Ich habe mich schon lange nicht mehr zerstört. Ich sehne mich nach der alten Verwegenheit, oder, nein, da will ich nicht zurück. Ich brauche etwas Neues. Je mehr ich das Gefühl etwas neues zu brauchen beschleicht, desto trauriger wird Frau S. Wir suchen ja beide. Wir jagen, wir jagen etwas Neues. Sinn, Bunt, das gewisse Etwas, Nachhaltigkeit, wir jagen etwas das uns nicht langweilig wird. Alles was uns nicht langweilig wird ist das Jagen selbst und das ist schrecklich. Die unstillbare Gier, wir leben wie Vampire. Ohne Herrn Nadzieja. Ohne zu wissen wonach wir suchen, ohne Hoffnung.
Ich brauch eine andere Stadt, ein anderes Leben, einen anderen Job und neue Perspektiven. Aber ich kann nicht weg, ich kann Frau S. nicht allein lassen. Was würde aus ihr werden...
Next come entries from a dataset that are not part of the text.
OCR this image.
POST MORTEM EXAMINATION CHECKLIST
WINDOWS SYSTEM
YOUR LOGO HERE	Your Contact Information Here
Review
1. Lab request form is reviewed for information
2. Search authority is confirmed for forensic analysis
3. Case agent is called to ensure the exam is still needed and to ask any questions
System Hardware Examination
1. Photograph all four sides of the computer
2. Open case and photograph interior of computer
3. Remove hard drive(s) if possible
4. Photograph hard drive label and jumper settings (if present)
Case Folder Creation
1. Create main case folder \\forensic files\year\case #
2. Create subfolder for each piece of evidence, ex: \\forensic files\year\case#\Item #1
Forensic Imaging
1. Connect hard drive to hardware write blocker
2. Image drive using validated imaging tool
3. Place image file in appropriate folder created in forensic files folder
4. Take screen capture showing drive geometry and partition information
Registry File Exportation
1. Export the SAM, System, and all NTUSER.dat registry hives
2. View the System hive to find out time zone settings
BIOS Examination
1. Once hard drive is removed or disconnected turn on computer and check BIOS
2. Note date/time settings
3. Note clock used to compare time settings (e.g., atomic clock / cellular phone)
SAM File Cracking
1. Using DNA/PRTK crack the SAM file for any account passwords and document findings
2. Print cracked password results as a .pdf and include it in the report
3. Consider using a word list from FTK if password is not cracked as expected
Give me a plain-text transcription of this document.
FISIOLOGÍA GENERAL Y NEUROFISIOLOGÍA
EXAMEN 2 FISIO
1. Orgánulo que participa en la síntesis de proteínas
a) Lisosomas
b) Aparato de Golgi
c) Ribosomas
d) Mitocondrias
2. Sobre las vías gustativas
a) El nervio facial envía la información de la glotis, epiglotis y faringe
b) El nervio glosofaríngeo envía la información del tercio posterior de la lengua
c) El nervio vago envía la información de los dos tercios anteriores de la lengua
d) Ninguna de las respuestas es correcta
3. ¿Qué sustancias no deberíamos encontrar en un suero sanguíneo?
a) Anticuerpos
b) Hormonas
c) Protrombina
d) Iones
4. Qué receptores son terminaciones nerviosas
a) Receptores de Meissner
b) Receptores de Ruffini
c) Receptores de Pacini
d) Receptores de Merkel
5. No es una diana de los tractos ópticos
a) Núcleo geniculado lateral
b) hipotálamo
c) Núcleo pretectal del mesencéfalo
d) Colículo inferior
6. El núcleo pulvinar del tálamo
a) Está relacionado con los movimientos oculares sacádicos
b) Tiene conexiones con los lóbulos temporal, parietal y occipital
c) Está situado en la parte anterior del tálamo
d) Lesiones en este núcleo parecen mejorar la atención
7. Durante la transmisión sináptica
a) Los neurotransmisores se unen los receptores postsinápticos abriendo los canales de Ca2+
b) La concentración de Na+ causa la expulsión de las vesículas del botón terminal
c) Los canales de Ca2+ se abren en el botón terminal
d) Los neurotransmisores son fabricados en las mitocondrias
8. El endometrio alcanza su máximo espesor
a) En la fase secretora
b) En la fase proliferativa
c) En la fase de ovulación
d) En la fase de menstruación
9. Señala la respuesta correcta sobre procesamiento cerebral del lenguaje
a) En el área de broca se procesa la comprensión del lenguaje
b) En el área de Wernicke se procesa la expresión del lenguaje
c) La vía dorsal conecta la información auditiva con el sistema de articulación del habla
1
es wurde zu viel. Rücksichtslos aus Panik vor dem Stillstand wie ich es bei Frau S. langsam sah, riss ich mich los und rannte weg. Rannte bis ich das Haus nicht mehr sehen konnte, rannte bis ich nicht mehr rennen konnte, schlief unter einer Brücke, rannte weiter und trat meine Reise wieder an. Dort hätte ich ja noch ewig weiterjagen können, aber gefunden hätte ich nichts. Viel zu viel Wald, zuwenige Bäume.

Soll sie doch sterben, die alte Sehnsucht.

Jage nichts das du nicht essen kannst.